2- This might cause some raised eyebrows but most of what I say are unconventional things anyway :) Apart from a couple main universities, what is being taught at all the other universities, what's the quality of education for God's sake! Is the mentality like some men saying “Even if it is from mud, let it be a woman.” That is we go to uni, we have a diploma, it doesn't matter if it is fake. Is it so?
3- What about the ones who cannot answer even the easiest questions in the university exam?... If universities had the capacity, if there were a thousand youngsters at the gate instead of a million, if there was room at the universities, should they all be accepted to universities? There are about 30,000 people who get “0” on the exam. Zero! Do these need to get into the university too?
4- Let's say you said yes. What are these youngsters going to do, will they be able to graduate? Let's say they were pushed and they did graduate, what good is that diploma going to serve them in real life when they do not have the capacity?
5- Let's come to the Syrian-Turkish match. As this is a match, right? It is a match that we'd lose if the other side wins. How many Turkish are there who wish to get into the university, how many Syrians are there who would be meeting the requirements to apply for university? Not that I know the answer to this but my guess is that the number of Syrians is uncomparably small. Therefore, I do not see the trouble of granting them such a right. Sorry.
6- Ah, you might say that they'll displace the Turkish, even if it is a handful. I guess they'd have a separate quota. What's more, those that get in, if they don't have the capacity, would not be able to go on studying and leave their place to someone else.

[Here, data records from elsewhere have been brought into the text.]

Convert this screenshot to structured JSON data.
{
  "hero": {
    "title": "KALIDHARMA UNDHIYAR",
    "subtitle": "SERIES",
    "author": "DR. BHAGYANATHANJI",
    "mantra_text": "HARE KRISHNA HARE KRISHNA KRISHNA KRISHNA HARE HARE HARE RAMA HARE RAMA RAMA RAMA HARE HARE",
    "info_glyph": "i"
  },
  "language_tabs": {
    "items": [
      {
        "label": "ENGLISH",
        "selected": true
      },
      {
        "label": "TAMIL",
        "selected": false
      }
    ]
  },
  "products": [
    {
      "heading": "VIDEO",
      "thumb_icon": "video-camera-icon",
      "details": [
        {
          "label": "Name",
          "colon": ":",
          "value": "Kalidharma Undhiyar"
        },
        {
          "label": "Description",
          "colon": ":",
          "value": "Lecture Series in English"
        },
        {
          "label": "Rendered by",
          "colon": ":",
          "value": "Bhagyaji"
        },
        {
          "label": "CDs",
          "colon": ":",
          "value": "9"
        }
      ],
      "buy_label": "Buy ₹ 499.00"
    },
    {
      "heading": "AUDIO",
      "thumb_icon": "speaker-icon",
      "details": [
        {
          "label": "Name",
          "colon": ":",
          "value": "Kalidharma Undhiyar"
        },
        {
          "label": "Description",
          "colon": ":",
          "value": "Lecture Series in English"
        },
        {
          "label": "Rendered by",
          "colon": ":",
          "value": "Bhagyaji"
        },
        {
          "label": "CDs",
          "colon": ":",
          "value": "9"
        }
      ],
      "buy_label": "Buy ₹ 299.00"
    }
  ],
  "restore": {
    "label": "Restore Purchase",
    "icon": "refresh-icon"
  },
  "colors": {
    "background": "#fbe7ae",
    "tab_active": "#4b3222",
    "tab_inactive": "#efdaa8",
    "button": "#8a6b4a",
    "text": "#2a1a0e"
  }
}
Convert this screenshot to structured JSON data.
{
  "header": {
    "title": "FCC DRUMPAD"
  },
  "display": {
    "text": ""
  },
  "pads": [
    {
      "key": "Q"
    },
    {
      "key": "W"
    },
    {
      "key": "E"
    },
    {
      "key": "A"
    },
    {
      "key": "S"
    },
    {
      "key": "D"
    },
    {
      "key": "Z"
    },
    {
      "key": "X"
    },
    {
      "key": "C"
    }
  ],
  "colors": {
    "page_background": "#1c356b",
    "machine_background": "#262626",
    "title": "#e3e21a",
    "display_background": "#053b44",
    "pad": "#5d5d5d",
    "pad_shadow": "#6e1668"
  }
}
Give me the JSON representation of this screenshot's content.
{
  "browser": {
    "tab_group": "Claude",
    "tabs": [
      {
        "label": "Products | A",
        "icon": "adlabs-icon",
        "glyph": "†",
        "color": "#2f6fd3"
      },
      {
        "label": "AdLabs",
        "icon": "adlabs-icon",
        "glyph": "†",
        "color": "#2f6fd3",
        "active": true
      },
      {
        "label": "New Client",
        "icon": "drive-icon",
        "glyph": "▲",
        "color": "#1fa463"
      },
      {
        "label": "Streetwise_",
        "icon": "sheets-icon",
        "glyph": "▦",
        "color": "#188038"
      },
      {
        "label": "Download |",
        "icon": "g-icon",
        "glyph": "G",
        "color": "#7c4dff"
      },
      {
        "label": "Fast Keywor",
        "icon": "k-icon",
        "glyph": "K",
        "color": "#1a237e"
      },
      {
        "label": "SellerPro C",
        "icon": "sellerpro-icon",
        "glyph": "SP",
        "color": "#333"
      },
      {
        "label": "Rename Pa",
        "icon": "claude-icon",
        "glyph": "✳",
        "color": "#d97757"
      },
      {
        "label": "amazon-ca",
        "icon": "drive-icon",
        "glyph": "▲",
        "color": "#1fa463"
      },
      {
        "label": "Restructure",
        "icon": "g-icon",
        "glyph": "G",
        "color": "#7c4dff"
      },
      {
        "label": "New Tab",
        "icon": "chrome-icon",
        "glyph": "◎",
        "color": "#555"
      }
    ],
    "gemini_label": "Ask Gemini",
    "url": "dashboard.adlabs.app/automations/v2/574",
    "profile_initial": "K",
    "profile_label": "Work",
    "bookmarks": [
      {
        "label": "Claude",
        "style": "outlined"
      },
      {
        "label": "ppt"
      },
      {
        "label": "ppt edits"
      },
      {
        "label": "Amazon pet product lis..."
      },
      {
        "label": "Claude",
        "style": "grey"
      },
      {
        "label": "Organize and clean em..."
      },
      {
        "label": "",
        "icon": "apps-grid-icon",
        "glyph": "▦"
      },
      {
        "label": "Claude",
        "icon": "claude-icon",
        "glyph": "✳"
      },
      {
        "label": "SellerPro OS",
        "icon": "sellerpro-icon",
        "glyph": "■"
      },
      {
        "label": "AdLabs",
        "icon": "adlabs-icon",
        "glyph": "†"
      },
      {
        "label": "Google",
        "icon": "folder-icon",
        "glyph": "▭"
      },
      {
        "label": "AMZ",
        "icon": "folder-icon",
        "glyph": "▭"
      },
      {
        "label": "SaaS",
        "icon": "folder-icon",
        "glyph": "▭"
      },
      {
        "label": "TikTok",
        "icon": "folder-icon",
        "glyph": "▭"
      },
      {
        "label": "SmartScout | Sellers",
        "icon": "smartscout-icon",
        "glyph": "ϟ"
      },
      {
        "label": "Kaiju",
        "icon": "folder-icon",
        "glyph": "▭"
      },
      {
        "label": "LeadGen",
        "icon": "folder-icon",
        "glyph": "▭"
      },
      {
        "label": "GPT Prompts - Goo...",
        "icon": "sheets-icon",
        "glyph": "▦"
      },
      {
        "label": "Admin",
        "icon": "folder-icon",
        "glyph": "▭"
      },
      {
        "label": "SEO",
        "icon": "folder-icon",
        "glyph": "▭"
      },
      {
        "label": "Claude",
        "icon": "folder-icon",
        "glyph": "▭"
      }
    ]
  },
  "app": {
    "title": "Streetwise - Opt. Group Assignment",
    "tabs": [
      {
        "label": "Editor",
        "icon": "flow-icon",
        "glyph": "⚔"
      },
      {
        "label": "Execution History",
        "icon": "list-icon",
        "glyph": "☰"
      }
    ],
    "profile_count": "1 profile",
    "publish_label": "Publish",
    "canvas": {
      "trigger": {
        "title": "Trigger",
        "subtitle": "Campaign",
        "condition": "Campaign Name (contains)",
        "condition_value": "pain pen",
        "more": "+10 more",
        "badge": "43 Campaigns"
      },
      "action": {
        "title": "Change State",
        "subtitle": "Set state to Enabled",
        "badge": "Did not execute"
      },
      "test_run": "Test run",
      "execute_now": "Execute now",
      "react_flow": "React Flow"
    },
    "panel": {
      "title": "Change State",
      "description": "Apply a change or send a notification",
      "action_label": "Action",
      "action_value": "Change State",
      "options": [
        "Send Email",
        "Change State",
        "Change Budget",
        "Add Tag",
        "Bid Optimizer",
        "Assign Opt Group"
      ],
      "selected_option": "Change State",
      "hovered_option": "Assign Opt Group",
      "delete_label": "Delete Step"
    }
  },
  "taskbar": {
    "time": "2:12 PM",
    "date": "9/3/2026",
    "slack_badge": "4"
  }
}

7- Displacing/Supplanting can be said of me too and millions of others like me who do not do anything with the diploma they get or toss it aside after using it for some time... That's life. (We do not do it with bad intentions, we do not do it intentionally. Plus, I was forced into this system and I believe I am the main victim. To use the common phrase “I've wasted the best years of my youth” on a topic I had no interest in at all. Isn't it a pity for me?)
8- The same thing is valid for who knows how many billions of pieces we have in our houses! We buy something, use it a couple of times and toss it into a wardrobe or a drawer. Isn't that stealing from the use of someone in need? Is it our right because we paid for it? With the same logic, I “succeeded” in the exam and earned my place. But some people can tactlessly, insolently treat me as if I “stole” someone else's place. Why is it any different when it comes to university exams that we react so, but we see the things we buy and not use as natural, it never occurs to us to consider it theft?
“I'm sorry... We need to learn to think before speaking, before pushing the click buttons. There is so much, so much that needs to be changed in the world. First of all, the minds, mentalities need to change. Please share. And/Or show me where I am wrong so that I can understand,” I commented after writing the above.
There was a long silence. Then, the friend sharing this wrote “You are not wrong in the things you write.”
I smiled. She couldn't bring herself to say “You are right,” but it's nice that she at least said “You are not wrong.”